Hence, jb’s observation about capital cost versus labor cost. When we fiddle with labor cost as government übermensch operating the levers, who takes responsibility for laying off or not hiring that guy in maintenance who may have been needed?
If one chooses a job that pays by the hour, you get paid when you work. That’s a tautology, I think, and maybe an axiom of US labor law.
If you are paid a salary and do not punch a time clock, you get “paid” for stipulated holidays, weeks of vacation time, and whatever your contract says.
Your compensation package may include a Cadillac compensation plan, offered to hourly and salaried employees. Check that. Substitute “will likely not” for “may”.
Also, I question how the writer arrived at zero when some hourly/daily workers (showerly?) like government teachers get paid for accumulated untaken sick time and “personal days” when they retire at 55 to a permanent paid summer vacation.
They have it almost as good as the French, maybe even better, since the French just get a month off. Oops, I just took a shot at two very cultured groups.
[…] +1000: Among the Most Overused Phrases (and […]

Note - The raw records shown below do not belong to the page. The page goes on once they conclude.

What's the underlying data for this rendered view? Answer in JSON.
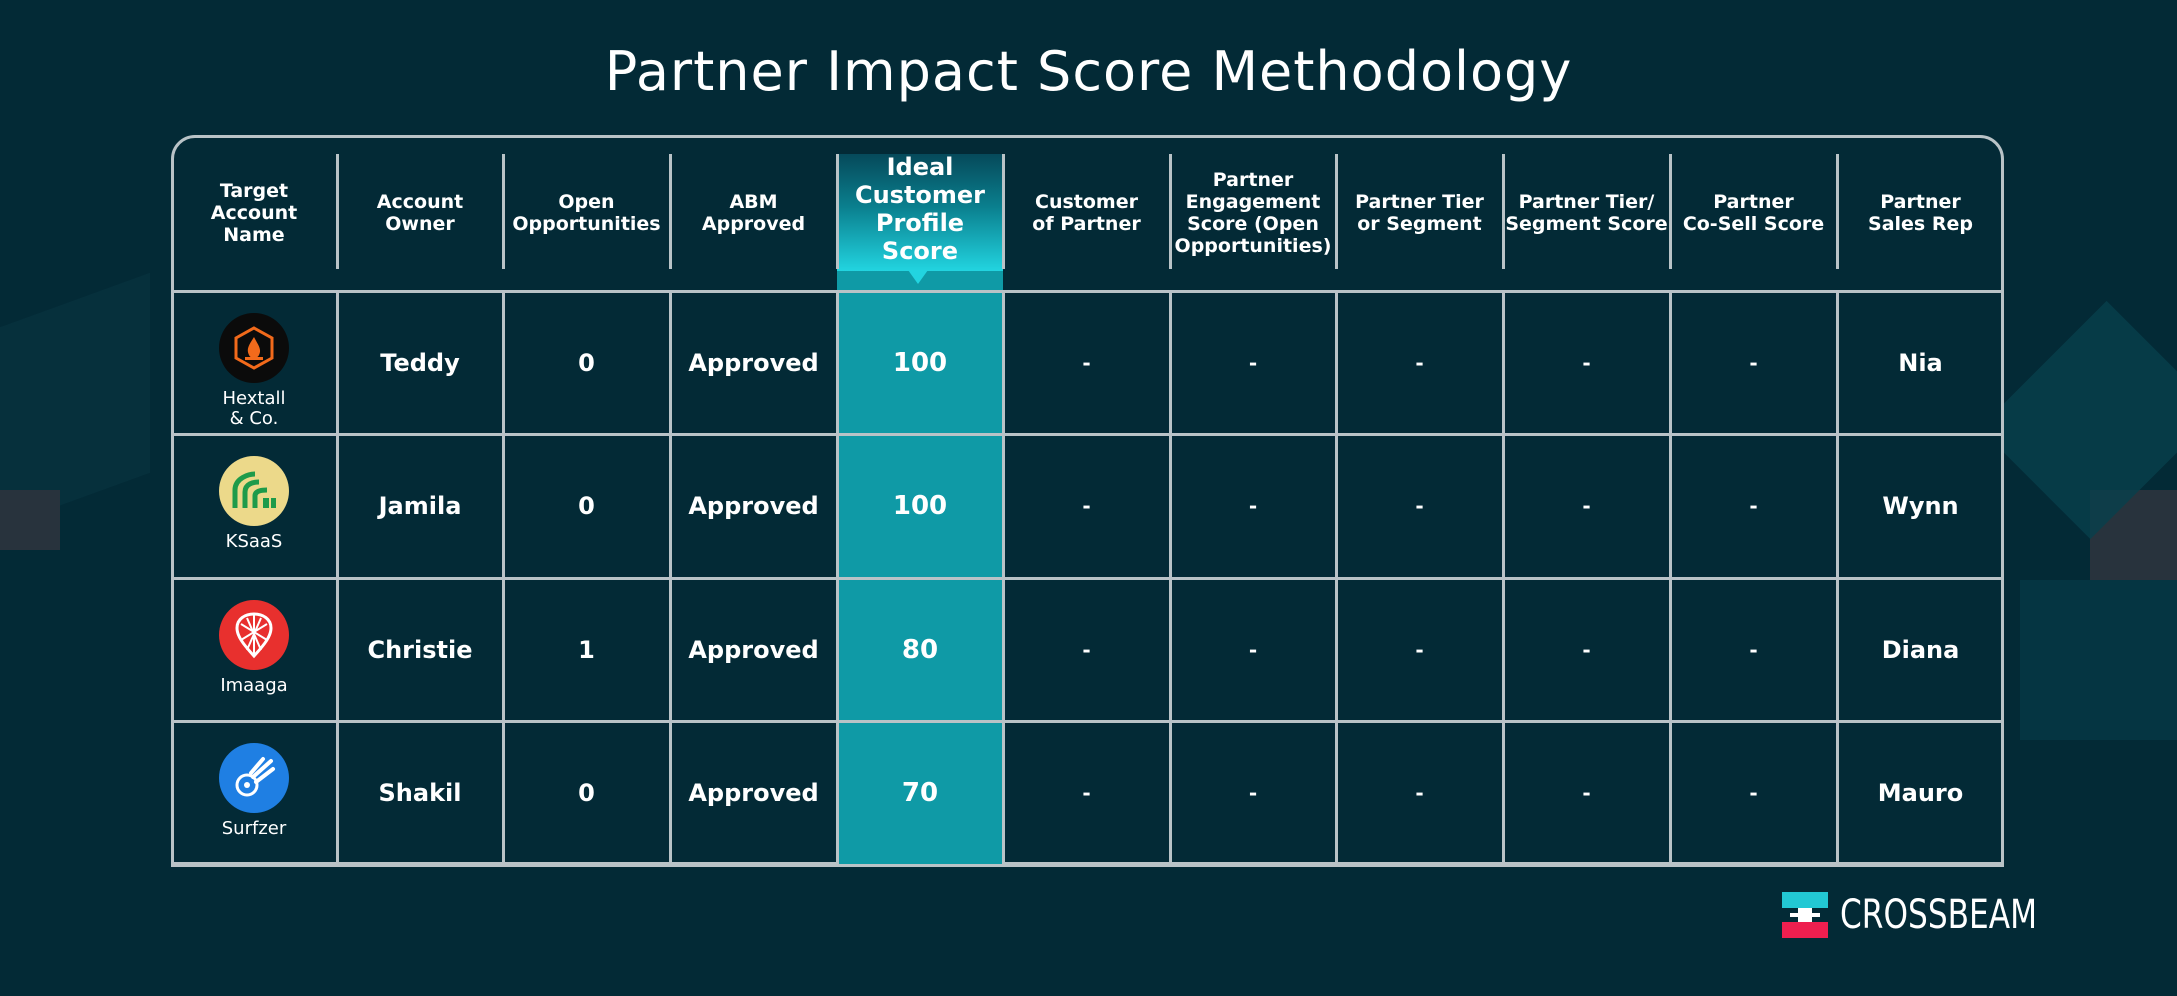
{
  "title": "Partner Impact Score Methodology",
  "chart_data": {
    "type": "table",
    "title": "Partner Impact Score Methodology",
    "columns": [
      "Target\nAccount\nName",
      "Account\nOwner",
      "Open\nOpportunities",
      "ABM\nApproved",
      "Ideal\nCustomer\nProfile\nScore",
      "Customer\nof Partner",
      "Partner\nEngagement\nScore (Open\nOpportunities)",
      "Partner Tier\nor Segment",
      "Partner Tier/\nSegment Score",
      "Partner\nCo-Sell Score",
      "Partner\nSales Rep"
    ],
    "highlighted_column": "Ideal Customer Profile Score",
    "rows": [
      {
        "account": "Hextall\n& Co.",
        "owner": "Teddy",
        "open_opps": "0",
        "abm": "Approved",
        "icp": "100",
        "customer_of_partner": "-",
        "engagement": "-",
        "tier": "-",
        "tier_score": "-",
        "cosell": "-",
        "rep": "Nia"
      },
      {
        "account": "KSaaS",
        "owner": "Jamila",
        "open_opps": "0",
        "abm": "Approved",
        "icp": "100",
        "customer_of_partner": "-",
        "engagement": "-",
        "tier": "-",
        "tier_score": "-",
        "cosell": "-",
        "rep": "Wynn"
      },
      {
        "account": "Imaaga",
        "owner": "Christie",
        "open_opps": "1",
        "abm": "Approved",
        "icp": "80",
        "customer_of_partner": "-",
        "engagement": "-",
        "tier": "-",
        "tier_score": "-",
        "cosell": "-",
        "rep": "Diana"
      },
      {
        "account": "Surfzer",
        "owner": "Shakil",
        "open_opps": "0",
        "abm": "Approved",
        "icp": "70",
        "customer_of_partner": "-",
        "engagement": "-",
        "tier": "-",
        "tier_score": "-",
        "cosell": "-",
        "rep": "Mauro"
      }
    ]
  },
  "logos": [
    {
      "icon": "flame-shield-icon",
      "bg": "#0b0b0b",
      "fg": "#f26a1b"
    },
    {
      "icon": "arches-icon",
      "bg": "#ecd98a",
      "fg": "#1e9b4a"
    },
    {
      "icon": "lattice-pin-icon",
      "bg": "#e8302e",
      "fg": "#ffffff"
    },
    {
      "icon": "comet-icon",
      "bg": "#1f7fe3",
      "fg": "#ffffff"
    }
  ],
  "brand": {
    "name": "CROSSBEAM",
    "colors": {
      "top": "#22c8d4",
      "bottom": "#ee1f4f"
    }
  },
  "colors": {
    "background": "#032a36",
    "highlight": "#0f9aa6",
    "grid": "#b9c3c7"
  }
}
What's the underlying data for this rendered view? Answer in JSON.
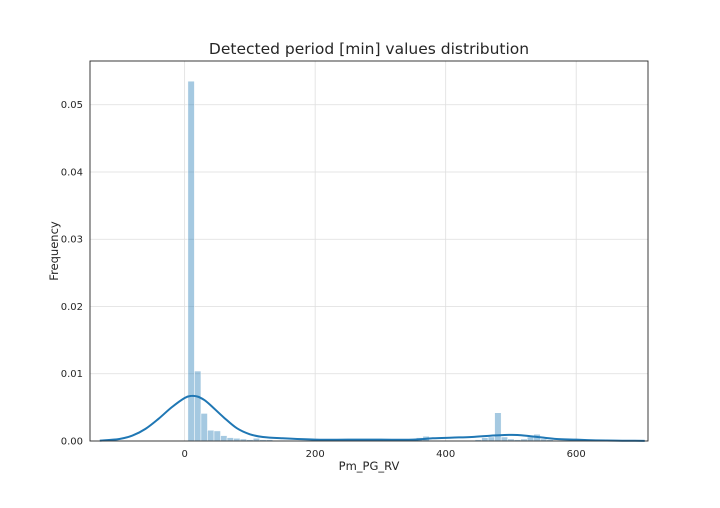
{
  "chart_data": {
    "type": "bar",
    "title": "Detected period [min] values distribution",
    "xlabel": "Pm_PG_RV",
    "ylabel": "Frequency",
    "xlim": [
      -145,
      710
    ],
    "ylim": [
      0,
      0.0565
    ],
    "xticks": [
      0,
      200,
      400,
      600
    ],
    "yticks": [
      0.0,
      0.01,
      0.02,
      0.03,
      0.04,
      0.05
    ],
    "xtick_labels": [
      "0",
      "200",
      "400",
      "600"
    ],
    "ytick_labels": [
      "0.00",
      "0.01",
      "0.02",
      "0.03",
      "0.04",
      "0.05"
    ],
    "grid": true,
    "bin_width": 10,
    "histogram": [
      {
        "x0": 5,
        "x1": 15,
        "value": 0.0535
      },
      {
        "x0": 15,
        "x1": 25,
        "value": 0.0104
      },
      {
        "x0": 25,
        "x1": 35,
        "value": 0.0041
      },
      {
        "x0": 35,
        "x1": 45,
        "value": 0.0016
      },
      {
        "x0": 45,
        "x1": 55,
        "value": 0.0015
      },
      {
        "x0": 55,
        "x1": 65,
        "value": 0.0008
      },
      {
        "x0": 65,
        "x1": 75,
        "value": 0.0005
      },
      {
        "x0": 75,
        "x1": 85,
        "value": 0.0004
      },
      {
        "x0": 85,
        "x1": 95,
        "value": 0.0003
      },
      {
        "x0": 95,
        "x1": 105,
        "value": 0.0002
      },
      {
        "x0": 105,
        "x1": 115,
        "value": 0.0004
      },
      {
        "x0": 115,
        "x1": 125,
        "value": 0.0002
      },
      {
        "x0": 125,
        "x1": 135,
        "value": 0.0002
      },
      {
        "x0": 145,
        "x1": 155,
        "value": 0.0001
      },
      {
        "x0": 195,
        "x1": 205,
        "value": 0.0002
      },
      {
        "x0": 295,
        "x1": 305,
        "value": 0.0001
      },
      {
        "x0": 345,
        "x1": 355,
        "value": 0.0001
      },
      {
        "x0": 355,
        "x1": 365,
        "value": 0.0005
      },
      {
        "x0": 365,
        "x1": 375,
        "value": 0.0007
      },
      {
        "x0": 445,
        "x1": 455,
        "value": 0.0002
      },
      {
        "x0": 455,
        "x1": 465,
        "value": 0.0005
      },
      {
        "x0": 465,
        "x1": 475,
        "value": 0.0006
      },
      {
        "x0": 475,
        "x1": 485,
        "value": 0.0042
      },
      {
        "x0": 485,
        "x1": 495,
        "value": 0.0006
      },
      {
        "x0": 495,
        "x1": 505,
        "value": 0.0003
      },
      {
        "x0": 505,
        "x1": 515,
        "value": 0.0002
      },
      {
        "x0": 515,
        "x1": 525,
        "value": 0.0003
      },
      {
        "x0": 525,
        "x1": 535,
        "value": 0.0006
      },
      {
        "x0": 535,
        "x1": 545,
        "value": 0.001
      },
      {
        "x0": 545,
        "x1": 555,
        "value": 0.0003
      },
      {
        "x0": 555,
        "x1": 565,
        "value": 0.0002
      }
    ],
    "kde": {
      "x": [
        -130,
        -100,
        -80,
        -60,
        -40,
        -20,
        0,
        10,
        20,
        30,
        40,
        60,
        80,
        100,
        120,
        150,
        200,
        250,
        300,
        350,
        380,
        410,
        440,
        470,
        490,
        510,
        530,
        550,
        570,
        600,
        630,
        660,
        690,
        705
      ],
      "y": [
        5e-05,
        0.0003,
        0.0008,
        0.0018,
        0.0033,
        0.005,
        0.0064,
        0.0067,
        0.0066,
        0.0061,
        0.0053,
        0.0035,
        0.0019,
        0.001,
        0.0006,
        0.0004,
        0.0002,
        0.0002,
        0.0002,
        0.0002,
        0.0004,
        0.0005,
        0.0006,
        0.0008,
        0.0009,
        0.0009,
        0.0007,
        0.0005,
        0.0003,
        0.0002,
        0.0001,
        5e-05,
        3e-05,
        2e-05
      ]
    },
    "colors": {
      "bar": "#1f77b4",
      "kde": "#1f77b4",
      "grid": "#dedede",
      "frame": "#262626",
      "text": "#262626"
    }
  }
}
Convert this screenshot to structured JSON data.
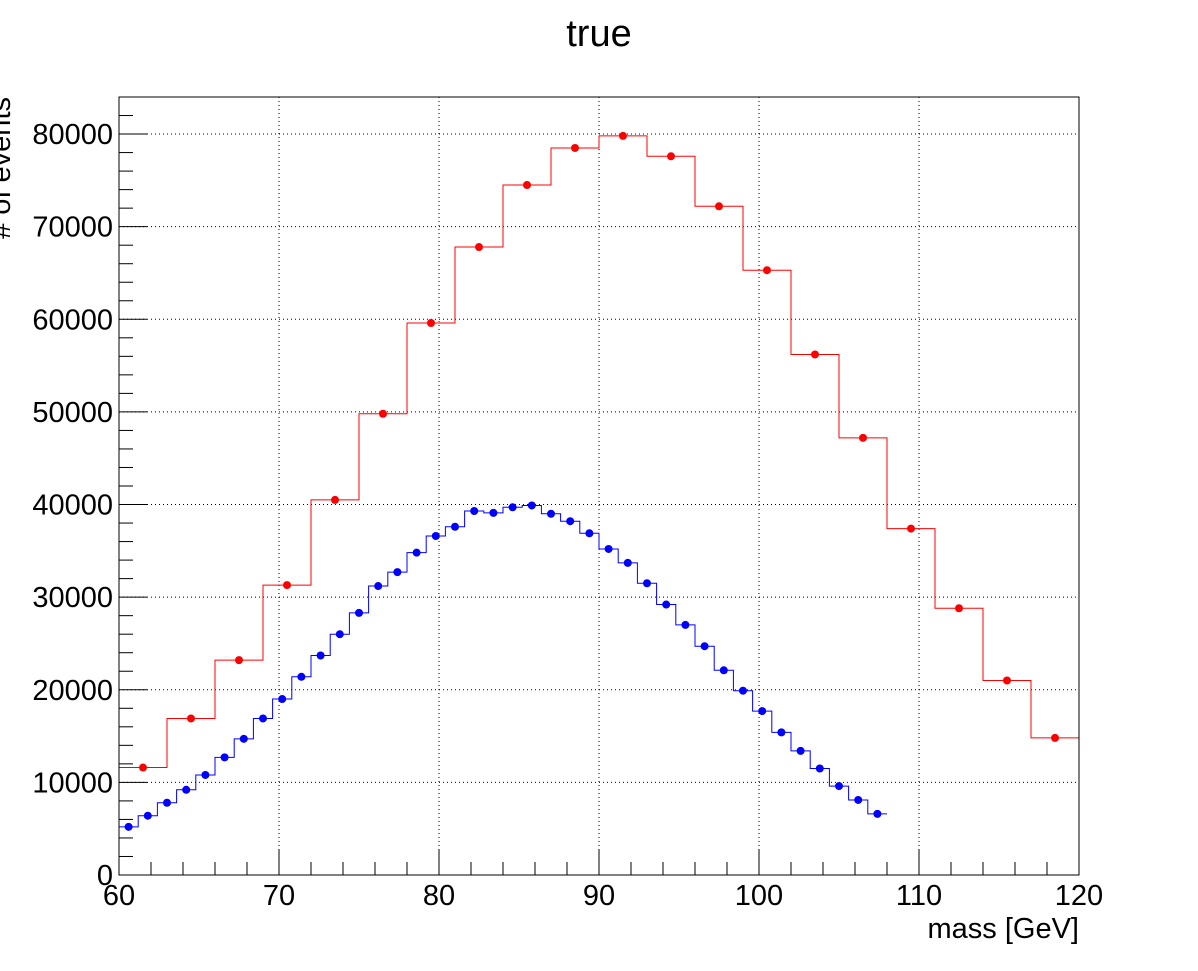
{
  "chart_data": {
    "type": "histogram",
    "title": "true",
    "xlabel": "mass [GeV]",
    "ylabel": "# of events",
    "xlim": [
      60,
      120
    ],
    "ylim": [
      0,
      84000
    ],
    "grid": true,
    "x_ticks": [
      60,
      70,
      80,
      90,
      100,
      110,
      120
    ],
    "y_ticks": [
      0,
      10000,
      20000,
      30000,
      40000,
      50000,
      60000,
      70000,
      80000
    ],
    "series": [
      {
        "color": "#ff0000",
        "bin_start": 60,
        "bin_width": 3,
        "values": [
          11600,
          16900,
          23200,
          31300,
          40500,
          49800,
          59600,
          67800,
          74500,
          78500,
          79800,
          77600,
          72200,
          65300,
          56200,
          47200,
          37400,
          28800,
          21000,
          14800
        ]
      },
      {
        "color": "#0000ff",
        "bin_start": 60,
        "bin_width": 1.2,
        "values": [
          5200,
          6400,
          7800,
          9200,
          10800,
          12700,
          14700,
          16900,
          19000,
          21400,
          23700,
          26000,
          28300,
          31200,
          32700,
          34800,
          36600,
          37600,
          39300,
          39100,
          39700,
          39900,
          39000,
          38200,
          36900,
          35200,
          33700,
          31500,
          29200,
          27000,
          24700,
          22100,
          19900,
          17700,
          15400,
          13400,
          11500,
          9600,
          8100,
          6600
        ]
      }
    ]
  }
}
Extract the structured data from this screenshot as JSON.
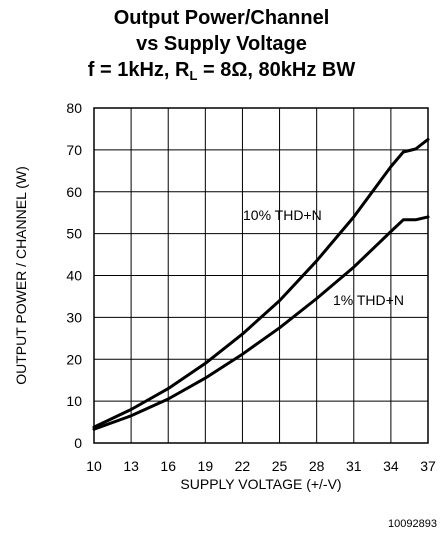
{
  "chart_data": {
    "type": "line",
    "title": "Output Power/Channel",
    "subtitle_line1": "vs Supply Voltage",
    "subtitle_line2": {
      "prefix": "f = 1kHz, R",
      "sub": "L",
      "suffix": " = 8Ω, 80kHz BW"
    },
    "xlabel": "SUPPLY VOLTAGE (+/-V)",
    "ylabel": "OUTPUT POWER / CHANNEL (W)",
    "xlim": [
      10,
      37
    ],
    "ylim": [
      0,
      80
    ],
    "xticks": [
      10,
      13,
      16,
      19,
      22,
      25,
      28,
      31,
      34,
      37
    ],
    "yticks": [
      0,
      10,
      20,
      30,
      40,
      50,
      60,
      70,
      80
    ],
    "grid": true,
    "series": [
      {
        "name": "10% THD+N",
        "x": [
          10,
          13,
          16,
          19,
          22,
          25,
          28,
          31,
          34,
          35,
          36,
          37
        ],
        "y": [
          3.8,
          8,
          13,
          19,
          26,
          34,
          43.5,
          54,
          66,
          69.5,
          70.2,
          72.5
        ]
      },
      {
        "name": "1% THD+N",
        "x": [
          10,
          13,
          16,
          19,
          22,
          25,
          28,
          31,
          34,
          35,
          36,
          37
        ],
        "y": [
          3.3,
          6.5,
          10.5,
          15.5,
          21.2,
          27.5,
          34.5,
          42,
          50.5,
          53.3,
          53.3,
          54
        ]
      }
    ],
    "annotations": [
      "10% THD+N",
      "1% THD+N"
    ],
    "figure_id": "10092893"
  }
}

I’m interning at the EU Parliament in Brussels at the moment, and I have to say I’m shocked by the number of people who tell me they’re *envious* of exactly what Ezra Klein is complaining about. People I’ve talked to are cognisant of the difference in standard of living between the Continent and the US/UK, and they blame it on labor conditions. It’s nice getting time off, but it’s hard to enjoy when everything is closed anyway.